Is Seattle the best WNBA team ever?
by Clay Kallam
Remembering that it’s not about how much, but whether, the Seattle Storm staked a serious claim to being the best WNBA team ever this summer.
In simple terms, they won more games than any other team, but that’s in part because the Playoffs are longer now than they were in the late ‘90s. But they also jumped out to a 22-2 record, relaxed for a while (going 6-4 the rest of the way), and then went 7-0 in postseason.
Skeptics may point to the average 2.3-point margin of victory in the finals against Atlanta, but it’s not about point spreads, it’s about winning – and all Seattle did was win.
Setting aside the basic truth that it’s pretty much impossible to compare teams from different eras, it’s still fun to try to compare the Storm to the 1998 Houston Comets, which went 27-3 in a shorter regular season. That was arguably the best of the great Comets’ teams, which won the first four WNBA titles, and so we’ll go down the roster (using the regular season numbers for both teams) to see how they stack up.
Point guard: Kim Perrot was a fine player, and a better defender than Sue Bird, but Bird is the best point guard of her generation, and Perrot was never in that conversation in her day. Bird shot better, took (and made) big shots, turned the ball over less and had more assists. Though Perrot filled the role she needed to fill for Houston, Bird is clearly the better player.

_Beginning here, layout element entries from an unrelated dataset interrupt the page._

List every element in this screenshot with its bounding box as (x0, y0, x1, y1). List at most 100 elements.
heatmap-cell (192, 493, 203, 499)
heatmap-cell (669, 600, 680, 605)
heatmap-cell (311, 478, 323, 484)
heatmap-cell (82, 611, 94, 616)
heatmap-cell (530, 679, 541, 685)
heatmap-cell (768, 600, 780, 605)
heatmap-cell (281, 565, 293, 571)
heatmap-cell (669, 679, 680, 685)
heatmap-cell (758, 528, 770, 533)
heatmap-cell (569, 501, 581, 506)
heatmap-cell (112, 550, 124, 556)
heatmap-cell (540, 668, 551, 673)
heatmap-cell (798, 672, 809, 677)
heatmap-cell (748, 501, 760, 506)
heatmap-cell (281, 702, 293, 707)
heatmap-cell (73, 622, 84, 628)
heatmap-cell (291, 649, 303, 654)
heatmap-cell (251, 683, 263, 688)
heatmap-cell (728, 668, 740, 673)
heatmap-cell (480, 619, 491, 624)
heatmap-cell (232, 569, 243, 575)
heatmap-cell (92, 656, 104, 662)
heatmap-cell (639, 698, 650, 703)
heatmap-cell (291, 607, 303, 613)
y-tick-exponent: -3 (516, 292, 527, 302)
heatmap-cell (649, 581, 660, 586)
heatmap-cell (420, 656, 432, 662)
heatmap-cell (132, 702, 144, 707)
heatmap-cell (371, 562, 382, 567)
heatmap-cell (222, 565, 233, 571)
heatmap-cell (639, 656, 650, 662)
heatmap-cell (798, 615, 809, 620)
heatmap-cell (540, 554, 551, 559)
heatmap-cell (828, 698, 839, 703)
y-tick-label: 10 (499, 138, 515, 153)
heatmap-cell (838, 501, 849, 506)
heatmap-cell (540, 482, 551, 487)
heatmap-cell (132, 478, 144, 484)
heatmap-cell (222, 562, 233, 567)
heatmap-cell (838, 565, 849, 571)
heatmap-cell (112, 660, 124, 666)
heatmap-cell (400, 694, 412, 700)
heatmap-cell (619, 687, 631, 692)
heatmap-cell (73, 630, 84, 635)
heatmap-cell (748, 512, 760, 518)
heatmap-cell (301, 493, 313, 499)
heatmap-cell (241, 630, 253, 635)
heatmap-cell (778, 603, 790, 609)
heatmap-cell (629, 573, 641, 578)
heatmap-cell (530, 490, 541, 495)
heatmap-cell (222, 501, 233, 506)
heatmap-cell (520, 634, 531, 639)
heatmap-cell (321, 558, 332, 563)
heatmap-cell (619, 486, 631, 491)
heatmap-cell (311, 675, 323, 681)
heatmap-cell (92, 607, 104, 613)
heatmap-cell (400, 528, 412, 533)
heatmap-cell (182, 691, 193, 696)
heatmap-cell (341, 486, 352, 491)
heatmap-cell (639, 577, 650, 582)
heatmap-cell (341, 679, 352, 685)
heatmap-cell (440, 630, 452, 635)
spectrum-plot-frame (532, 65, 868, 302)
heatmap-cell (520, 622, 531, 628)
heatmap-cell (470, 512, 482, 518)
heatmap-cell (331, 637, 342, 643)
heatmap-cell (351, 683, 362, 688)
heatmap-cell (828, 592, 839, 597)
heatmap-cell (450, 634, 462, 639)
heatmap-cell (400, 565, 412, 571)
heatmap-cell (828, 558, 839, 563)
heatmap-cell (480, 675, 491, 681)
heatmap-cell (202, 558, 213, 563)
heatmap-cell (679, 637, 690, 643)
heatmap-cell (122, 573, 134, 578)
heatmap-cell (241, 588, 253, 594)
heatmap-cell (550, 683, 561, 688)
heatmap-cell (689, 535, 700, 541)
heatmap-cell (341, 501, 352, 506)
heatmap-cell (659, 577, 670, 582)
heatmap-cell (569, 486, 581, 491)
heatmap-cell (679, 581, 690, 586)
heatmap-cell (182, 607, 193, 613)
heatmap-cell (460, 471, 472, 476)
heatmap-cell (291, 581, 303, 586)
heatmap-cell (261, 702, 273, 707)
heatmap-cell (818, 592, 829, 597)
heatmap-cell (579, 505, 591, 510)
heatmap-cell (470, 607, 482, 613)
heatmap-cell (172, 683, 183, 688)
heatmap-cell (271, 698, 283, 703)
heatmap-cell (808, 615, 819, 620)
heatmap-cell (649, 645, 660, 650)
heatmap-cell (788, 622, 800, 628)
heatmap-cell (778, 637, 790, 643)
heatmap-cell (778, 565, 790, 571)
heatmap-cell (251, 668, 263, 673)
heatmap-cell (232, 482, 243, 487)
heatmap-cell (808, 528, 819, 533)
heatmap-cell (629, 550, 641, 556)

Shooting guard: Here’s another no-brainer – Cynthia Cooper is one of the best female players ever, and though Tanisha Wright is a solid WNBA starter, she’s nowhere close to Cooper. And remember, WNBA fans only saw Cooper on the downside of her career, and she was still fabulous. Cooper pretty much did everything, and was a more than adequate defender, and Cooper also was the one who took the big shots. Cooper, in a landslide.
Small forward: This is a little closer, but even though I’m a big Swin Cash fan, Sheryl Swoopes is clearly better. Though Swoopes didn’t quite shoot as well (42.7 percent to 43.5 percent) and was a slightly less effective rebounder (5.1 to 6.0), she turned the ball over much less often and was arguably the best defender in WNBA history. Swoopes, but maybe not by as much as people first think.
Power forward: To make this more fair, we’ll match the young Tina Thompson against the in-her-prime Lauren Jackson – and though Thompson was (and is) pretty damn good, Jackson is the dominant player of the first decade of the 21st century. At 6-5, Jackson can control every aspect of the game, from scoring to rebounding to defending, and isn’t afraid to take the big shot, or throw an elbow. Jackson is a no-doubt choice here.
Center: So who out there remembers Monica Lamb? Or Polina Tzekova? Or Tammy Jackson? The Comets ran out a series of role-players at center because they needed five to play, but Lamb (the 1998 center) was typical: 5.4 ppg, 4.7 rpg, 54.1 percent shooting. Camille Little, though undersized, has emerged as a well-above-average WNBA player, and her 10.1 ppg, 5.2 rpg and 1.6 spg speak for themselves. Little gets the nod here, easily.
Bench: Janeth Arcain was one of the greatest players of her time, and led the World Championships in scoring one year, so having her come off the bench meant there was little dropoff when any of the perimeter players needed a rest. Arcain could run the point (and did, in 1999), or play the three, which would move Swoopes to power forward for a few minutes. The dropoff after Arcain was pretty steep, so careful consideration has to be given to the Storm trio of Svetlana Abrosimova, Le’coe Willingham and Jana Vesela. None of those three are nearly as good as Arcain was, but there are three of them – so we’ll call this even.
Coach: Brian Agler vs. Van Chancellor? Nothing to pick from here. Even.
In conclusion: If you believe all the categories are equal, Seattle wins 3-2-2, but let’s not forget the huge advantage Cooper gives the Comets at shooting guard. So we have two great teams, filled with great players, coming from different eras, that in the end can’t really be separated. Put a gun to my head, and I probably pick Houston because I think Cooper and Swoopes are more likely to make big plays late, but then again, I wouldn’t mind having LJ and Bird with the ball in their hands either. Call me a wimp, but this mythical series goes five games, and the team that gets the last shot probably wins – and I’m not saying who that team is.